An article in the Wall Street Journal Weekend this past weekend indicated that imports from China have fallen by 12 percent and that exports to China have fallen 19 percent. However, a 12 percent reduction in Imports from China amounts to $64.761 Billion while a 19 percent reduction in exports to China amounts to only $22.878 Billion. In addition a July 14 article in the Wall Street Journal noted:

“Companies that make Crocs shoes, Yeti beer coolers, Roomba vacuums and GoPro cameras are producing goods in other countries to avoid U.S. tariffs of as much as 25% on some $250 billion of imports from China. Apple Inc. also is considering shifting final assembly of some of its devices out of China to avoid U.S. tariffs.

“Furniture-maker Lovesac Co. is making about 60% of its furniture in China, down from 75% at the start of the year. “We have been shifting production to Vietnam very aggressively,” said Shawn Nelson, chief executive of the Stamford, Conn., company. Mr. Nelson said he plans to have no production in China by the end of next year.”

A combination of a reduction in imports from China and a shift in manufacturing from China to other nations is having a dramatic effect on China’s economy. As businesses change their supply chain away from China, there will be a reluctance to return. These are the changes that have long term lasting negative effects.
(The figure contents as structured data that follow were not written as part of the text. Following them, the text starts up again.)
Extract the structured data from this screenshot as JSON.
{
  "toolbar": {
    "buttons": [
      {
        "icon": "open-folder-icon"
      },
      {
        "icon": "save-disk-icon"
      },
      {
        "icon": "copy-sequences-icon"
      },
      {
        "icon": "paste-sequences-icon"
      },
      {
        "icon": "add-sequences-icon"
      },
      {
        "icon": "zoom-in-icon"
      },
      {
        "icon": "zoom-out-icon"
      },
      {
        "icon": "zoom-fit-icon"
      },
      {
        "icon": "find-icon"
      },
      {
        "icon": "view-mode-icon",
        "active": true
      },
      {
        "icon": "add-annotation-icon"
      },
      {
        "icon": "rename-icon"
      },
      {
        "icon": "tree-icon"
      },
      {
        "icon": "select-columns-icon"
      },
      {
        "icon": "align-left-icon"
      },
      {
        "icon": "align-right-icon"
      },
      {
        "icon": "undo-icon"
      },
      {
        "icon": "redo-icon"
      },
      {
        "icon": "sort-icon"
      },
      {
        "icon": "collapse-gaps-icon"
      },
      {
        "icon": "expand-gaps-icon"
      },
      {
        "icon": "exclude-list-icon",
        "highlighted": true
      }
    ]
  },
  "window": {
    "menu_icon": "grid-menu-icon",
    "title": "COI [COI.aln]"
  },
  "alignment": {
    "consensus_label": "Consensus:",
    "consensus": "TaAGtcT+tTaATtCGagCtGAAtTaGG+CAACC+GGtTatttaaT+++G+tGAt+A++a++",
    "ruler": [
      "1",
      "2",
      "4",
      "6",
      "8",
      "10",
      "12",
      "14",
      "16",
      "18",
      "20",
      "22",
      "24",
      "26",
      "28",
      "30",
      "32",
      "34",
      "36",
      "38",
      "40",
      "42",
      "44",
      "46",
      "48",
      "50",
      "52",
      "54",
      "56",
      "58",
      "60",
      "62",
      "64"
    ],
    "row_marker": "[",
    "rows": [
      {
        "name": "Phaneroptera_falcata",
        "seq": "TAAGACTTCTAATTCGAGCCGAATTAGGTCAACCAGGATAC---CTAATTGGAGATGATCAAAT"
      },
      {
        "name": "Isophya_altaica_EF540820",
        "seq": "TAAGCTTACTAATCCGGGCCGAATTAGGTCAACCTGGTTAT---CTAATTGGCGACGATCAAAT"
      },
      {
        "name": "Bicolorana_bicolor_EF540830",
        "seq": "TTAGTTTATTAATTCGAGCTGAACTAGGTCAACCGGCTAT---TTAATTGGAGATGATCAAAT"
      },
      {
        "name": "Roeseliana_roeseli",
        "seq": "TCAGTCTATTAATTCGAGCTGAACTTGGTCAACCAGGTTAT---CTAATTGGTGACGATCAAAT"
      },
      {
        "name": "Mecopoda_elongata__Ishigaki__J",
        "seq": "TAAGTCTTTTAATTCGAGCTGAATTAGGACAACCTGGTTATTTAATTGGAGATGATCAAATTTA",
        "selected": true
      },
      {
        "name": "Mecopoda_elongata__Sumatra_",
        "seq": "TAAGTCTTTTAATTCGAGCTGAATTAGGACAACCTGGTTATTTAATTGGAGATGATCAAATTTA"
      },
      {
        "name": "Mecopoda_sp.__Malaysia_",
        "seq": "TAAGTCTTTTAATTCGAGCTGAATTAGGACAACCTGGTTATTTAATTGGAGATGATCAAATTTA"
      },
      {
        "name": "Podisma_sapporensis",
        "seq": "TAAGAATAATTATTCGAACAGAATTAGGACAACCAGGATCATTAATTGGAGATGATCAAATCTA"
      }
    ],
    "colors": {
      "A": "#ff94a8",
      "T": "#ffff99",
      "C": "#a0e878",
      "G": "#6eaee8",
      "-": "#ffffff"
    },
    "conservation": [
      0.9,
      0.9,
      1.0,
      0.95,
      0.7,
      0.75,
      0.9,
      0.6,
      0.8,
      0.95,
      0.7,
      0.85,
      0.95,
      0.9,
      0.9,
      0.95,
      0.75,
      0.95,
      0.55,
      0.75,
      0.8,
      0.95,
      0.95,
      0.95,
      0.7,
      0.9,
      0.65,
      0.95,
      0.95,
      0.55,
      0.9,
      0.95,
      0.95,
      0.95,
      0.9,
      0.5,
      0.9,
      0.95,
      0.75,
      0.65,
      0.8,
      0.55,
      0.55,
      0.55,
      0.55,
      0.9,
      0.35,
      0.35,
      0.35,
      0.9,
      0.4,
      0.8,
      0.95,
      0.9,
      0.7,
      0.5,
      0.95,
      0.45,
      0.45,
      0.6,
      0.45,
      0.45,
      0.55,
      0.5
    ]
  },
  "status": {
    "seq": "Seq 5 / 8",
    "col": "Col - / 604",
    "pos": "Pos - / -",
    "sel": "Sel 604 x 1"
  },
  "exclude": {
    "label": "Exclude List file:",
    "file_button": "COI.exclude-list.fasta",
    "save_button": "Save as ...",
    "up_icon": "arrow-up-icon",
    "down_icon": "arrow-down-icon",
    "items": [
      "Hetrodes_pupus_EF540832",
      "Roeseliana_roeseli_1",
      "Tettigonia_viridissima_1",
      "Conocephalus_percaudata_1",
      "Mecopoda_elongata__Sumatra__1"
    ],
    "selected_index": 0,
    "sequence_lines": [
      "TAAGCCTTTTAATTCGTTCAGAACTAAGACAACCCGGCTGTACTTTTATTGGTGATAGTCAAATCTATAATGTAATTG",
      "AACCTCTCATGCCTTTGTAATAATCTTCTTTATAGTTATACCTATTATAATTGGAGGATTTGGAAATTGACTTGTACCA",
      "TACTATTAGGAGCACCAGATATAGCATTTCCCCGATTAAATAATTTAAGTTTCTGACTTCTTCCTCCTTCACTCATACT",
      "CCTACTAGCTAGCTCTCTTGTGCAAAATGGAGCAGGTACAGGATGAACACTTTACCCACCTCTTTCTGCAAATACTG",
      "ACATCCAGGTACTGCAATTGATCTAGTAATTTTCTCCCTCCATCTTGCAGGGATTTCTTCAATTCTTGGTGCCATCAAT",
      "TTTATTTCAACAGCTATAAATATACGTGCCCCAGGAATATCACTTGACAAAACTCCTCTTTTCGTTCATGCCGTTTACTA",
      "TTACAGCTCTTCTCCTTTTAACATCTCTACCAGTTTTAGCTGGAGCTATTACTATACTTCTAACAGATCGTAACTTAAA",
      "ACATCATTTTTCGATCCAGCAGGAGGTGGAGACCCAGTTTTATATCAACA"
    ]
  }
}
The question is whether such a change is sufficient to cause China to change its behavior on international trade. Let’s not forget that China is a communist nation with a long history of subjecting its citizens to deprivation in furtherance of maintaining the communist regime. But this is a different China – a China that has benefited greatly from the growth in international trade and allowed a significant portion of its citizens to enjoy the amenities of modern living. A return to deprivation may not sit well with the masses.

I’m still not a fan of tariffs but other attempts to address the unfair trade practices of other nations have failed to date. So for the time being we are just going to have to wait and see how this turns out. And that is the watchword – wait and see. And stop listening to the idiots in the mainstream media and Congress because when it comes to trade and the economy they are dumber than a bag of hammers.

Are the tariffs working? It is too soon to tell. After all we have waited over fifty years and spent over $15 Trillion waiting to see if the War on Poverty works.  (It hasn’t, there has been no change in the rate of poverty in the United States.) Maybe we should give the tariffs a year or so to see if they work.